FRAGILE – L’arte del vetro a Castel Belasi racconta la sostenibilità con la forza della trasparenza

La mostra FRAGILE – A Selection of Glasstress, allestita fra le antiche mura di Castel Belasi – il centro d’arte dedicato al pensiero ecologico, nel cuore del Trentino –, propone una sequenza di opere in vetro che indagano il rapporto tra fragilità e resilienza, tra artificio umano e ritmi naturali. Il progetto, realizzato in collaborazione con Berengo Studio di Murano e il MUSE di Trento, raccoglie circa quaranta opere di venti artisti internazionali, offrendo un allestimento suggestivo, coerente nella sua poetica e meditativo nel ritmo.

Il vetro non agisce solo come medium espressivo, ma assume valore di metafora ambientale, capace di incarnare nel suo dialogo con la luce e il controluce la condizione attuale dell’ecosistema globale: una materia apparentemente fragile, attraversata da sollecitazioni continue, eppure capace di adattarsi, riflettersi, rigenerarsi. Il percorso, concepito con cura, articola dialoghi serrati tra elementi scultorei contemporanei e le architetture medievali di Castel Belasi, generando contrasti visivi capaci di far emergere qualità inattese.

Variegata la composizione: entrando nel maniero, lo spettatore si confronta con le sculture in vetro soffiato e strutture monumentali di Thomas Schütte, Ai Weiwei, Cornelia Parker e Laure Prouvost. Queste opere instaurano un rapporto doppio: da un lato si confrontano con la scala delle sale storiche, dall’altro vivono di una modernità lucida e decisa, che incarna la tensione tra storia e contemporaneo. Laddove Schütte privilegia l’inquietudine formale, Ai Weiwei sonda memoria e rinascita attraverso una geometria sensuale; Parker lavora sul concetto di calco e frammento, e Prouvost insiste sull’illusione poetica, riflettendo sull’incontro tra natura e artificio.

Nella suggestiva cappella del castello, due site-specific di Mimmo Paladino e Fred Wilson sussurrano ossimori e sovrapposizioni culturali: il vetro, filtrato dalla luce sacra, accoglie visioni sospese, evocazioni simboliche e ferite silenziose della storia.

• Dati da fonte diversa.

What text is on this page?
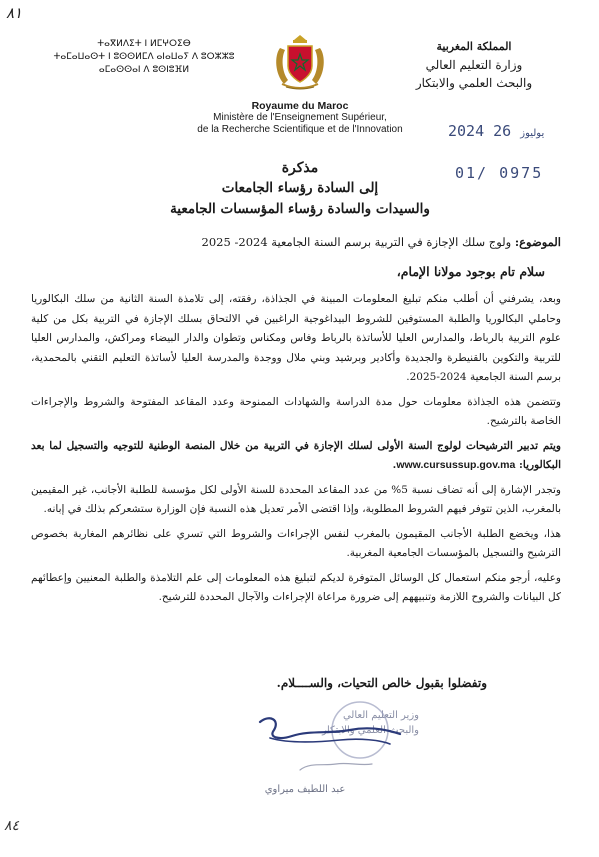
٨١
ⵜⴰⴳⵍⴷⵉⵜ ⵏ ⵍⵎⵖⵔⵉⴱ
ⵜⴰⵎⴰⵡⴰⵙⵜ ⵏ ⵓⵙⵙⵍⵎⴷ ⴰⵏⴰⵡⴰⵢ ⴷ ⵓⵔⵣⵣⵓ
ⴰⵎⴰⵙⵙⴰⵏ ⴷ ⵓⵙⵏⵓⴼⵍ
المملكة المغربية
وزارة التعليم العالي
والبحث العلمي والابتكار
Royaume du Maroc
Ministère de l'Enseignement Supérieur,
de la Recherche Scientifique et de l'Innovation	2024	يوليوز 26
01/ 0975
مذكرة
إلى السادة رؤساء الجامعات
والسيدات والسادة رؤساء المؤسسات الجامعية
الموضوع: ولوج سلك الإجازة في التربية برسم السنة الجامعية 2024- 2025
سلام تام بوجود مولانا الإمام،

وبعد، يشرفني أن أطلب منكم تبليغ المعلومات المبينة في الجذاذة، رفقته، إلى تلامذة السنة الثانية من سلك البكالوريا وحاملي البكالوريا والطلبة المستوفين للشروط البيداغوجية الراغبين في الالتحاق بسلك الإجازة في التربية بكل من كلية علوم التربية بالرباط، والمدارس العليا للأساتذة بالرباط وفاس ومكناس وتطوان والدار البيضاء ومراكش، والمدارس العليا للتربية والتكوين بالقنيطرة والجديدة وأكادير وبرشيد وبني ملال ووجدة والمدرسة العليا لأساتذة التعليم التقني بالمحمدية، برسم السنة الجامعية 2024-2025.

وتتضمن هذه الجذاذة معلومات حول مدة الدراسة والشهادات الممنوحة وعدد المقاعد المفتوحة والشروط والإجراءات الخاصة بالترشيح.

ويتم تدبير الترشيحات لولوج السنة الأولى لسلك الإجازة في التربية من خلال المنصة الوطنية للتوجيه والتسجيل لما بعد البكالوريا: www.cursussup.gov.ma.

وتجدر الإشارة إلى أنه تضاف نسبة 5% من عدد المقاعد المحددة للسنة الأولى لكل مؤسسة للطلبة الأجانب، غير المقيمين بالمغرب، الذين تتوفر فيهم الشروط المطلوبة، وإذا اقتضى الأمر تعديل هذه النسبة فإن الوزارة ستشعركم بذلك في إبانه.

هذا، ويخضع الطلبة الأجانب المقيمون بالمغرب لنفس الإجراءات والشروط التي تسري على نظائرهم المغاربة بخصوص الترشيح والتسجيل بالمؤسسات الجامعية المغربية.

وعليه، أرجو منكم استعمال كل الوسائل المتوفرة لديكم لتبليغ هذه المعلومات إلى علم التلامذة والطلبة المعنيين وإعطائهم كل البيانات والشروح اللازمة وتنبيههم إلى ضرورة مراعاة الإجراءات والآجال المحددة للترشيح.

وتفضلوا بقبول خالص التحيات، والســــلام.
وزير التعليم العالي
والبحث العلمي والابتكار
عبد اللطيف ميراوي
٨٤
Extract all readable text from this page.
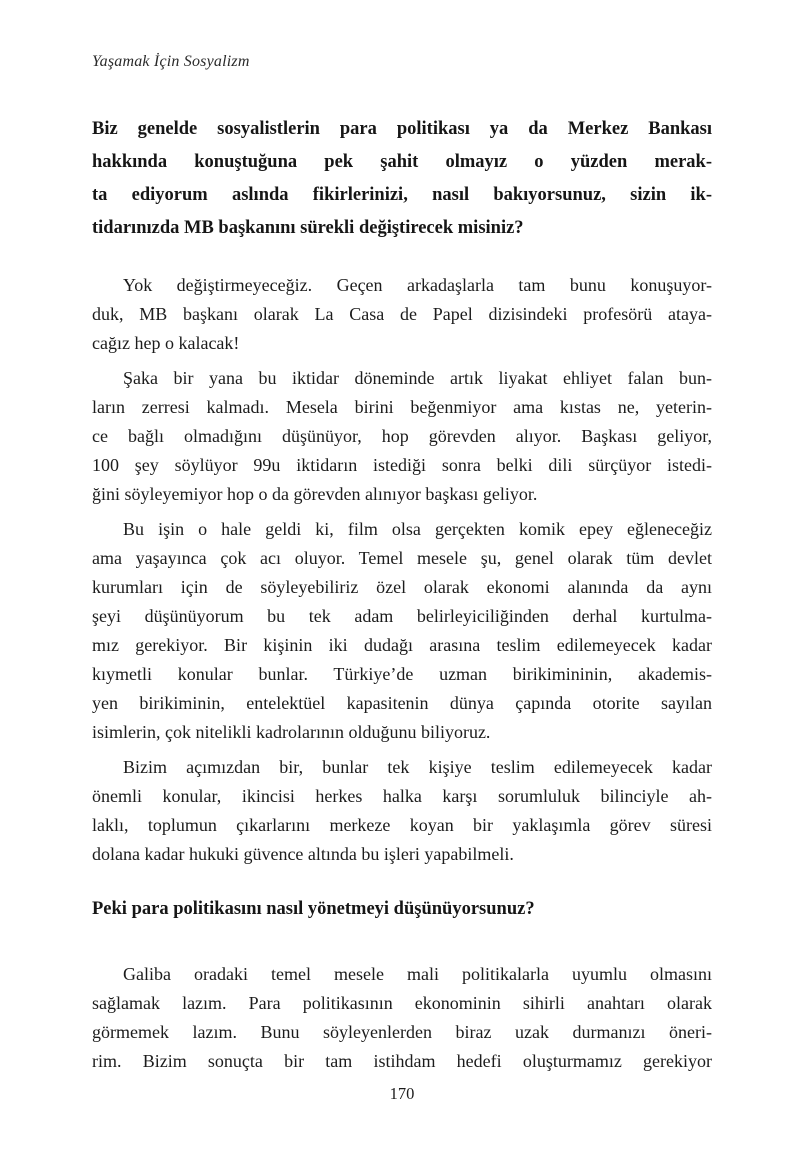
Yaşamak İçin Sosyalizm
Biz genelde sosyalistlerin para politikası ya da Merkez Bankası
hakkında konuştuğuna pek şahit olmayız o yüzden merak-
ta ediyorum aslında fikirlerinizi, nasıl bakıyorsunuz, sizin ik-
tidarınızda MB başkanını sürekli değiştirecek misiniz?
Yok değiştirmeyeceğiz. Geçen arkadaşlarla tam bunu konuşuyor-
duk, MB başkanı olarak La Casa de Papel dizisindeki profesörü ataya-
cağız hep o kalacak!
Şaka bir yana bu iktidar döneminde artık liyakat ehliyet falan bun-
ların zerresi kalmadı. Mesela birini beğenmiyor ama kıstas ne, yeterin-
ce bağlı olmadığını düşünüyor, hop görevden alıyor. Başkası geliyor,
100 şey söylüyor 99u iktidarın istediği sonra belki dili sürçüyor istedi-
ğini söyleyemiyor hop o da görevden alınıyor başkası geliyor.
Bu işin o hale geldi ki, film olsa gerçekten komik epey eğleneceğiz
ama yaşayınca çok acı oluyor. Temel mesele şu, genel olarak tüm devlet
kurumları için de söyleyebiliriz özel olarak ekonomi alanında da aynı
şeyi düşünüyorum bu tek adam belirleyiciliğinden derhal kurtulma-
mız gerekiyor. Bir kişinin iki dudağı arasına teslim edilemeyecek kadar
kıymetli konular bunlar. Türkiye’de uzman birikimininin, akademis-
yen birikiminin, entelektüel kapasitenin dünya çapında otorite sayılan
isimlerin, çok nitelikli kadrolarının olduğunu biliyoruz.
Bizim açımızdan bir, bunlar tek kişiye teslim edilemeyecek kadar
önemli konular, ikincisi herkes halka karşı sorumluluk bilinciyle ah-
laklı, toplumun çıkarlarını merkeze koyan bir yaklaşımla görev süresi
dolana kadar hukuki güvence altında bu işleri yapabilmeli.
Peki para politikasını nasıl yönetmeyi düşünüyorsunuz?
Galiba oradaki temel mesele mali politikalarla uyumlu olmasını
sağlamak lazım. Para politikasının ekonominin sihirli anahtarı olarak
görmemek lazım. Bunu söyleyenlerden biraz uzak durmanızı öneri-
rim. Bizim sonuçta bir tam istihdam hedefi oluşturmamız gerekiyor
170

In contrasto, il cortile esterno ospita le lanterne minimaliste di Pieke Bergman, che dialogano con le ombre e la quiete dell’architettura, trasformando lo spazio aperto in un luogo di attesa riflessiva.

Tra le opere, risaltano gli interventi meno monumentali – come quelli di Marya Kazoun, Monira Al Qadiri, Cornelia Parker o Anna Jermolaewa –, segnati da un minimalismo instabile. Le sculture dialogano fra oggetti materici (vetro, metallo, tessuti) e spazi vuoti: è in questa sottrazione che si coglie il senso di un’eleganza fredda, pensata per far emergere il contenuto filosofico oltre la forma visiva.

Il progetto, curato da Sandrine Welte, investe in modo consapevole il processo di lavorazione come terreno concettuale: le opere sono frutto del dialogo tra artisti e maestri vetrai di Murano, legando la struttura meccanica del vetro al gesto progettuale. Qui il materiale si rivela non solo come superficie, ma come nodo di continuità tra pensiero creativo e sapienza manuale. Se il vetro può apparire fragile, la messa in scena evidenzia la resilienza collettiva – umana, culturale e ambientale – necessaria per affrontare le sfide del presente.

Il dialogo con il MUSE e il richiamo all’opera di Pino Castagna presente nel museo consolidano la dimensione territoriale del progetto: non si tratta di un’esposizione isolata, ma di un sistema narrativo diffuso, che crea rete tra sedi, visitatori, temi di sostenibilità ambientale e sensibilità storica. Il concetto di “scrittura ambientale” al vetro si traduce in testimonianza visiva e attività di sensibilizzazione.

Nel complesso, FRAGILE riesce a trasferire, all’interno di un’architettura medievale e alpina, un linguaggio decisamente contemporaneo, reso plastico dalla qualità del vetro e dalle scelte materiali. Se la narrazione visiva funziona, tuttavia, si può sollevare un interrogativo: il vetro, in quanto medium simbolo, rischia di diventare a sua volta materia decorativa, mancando un’ancora didattica più esplicita sulla questione ecologica. L’esperienza emotiva si associa al simbolismo, ma non sempre al dato ambientale strutturato.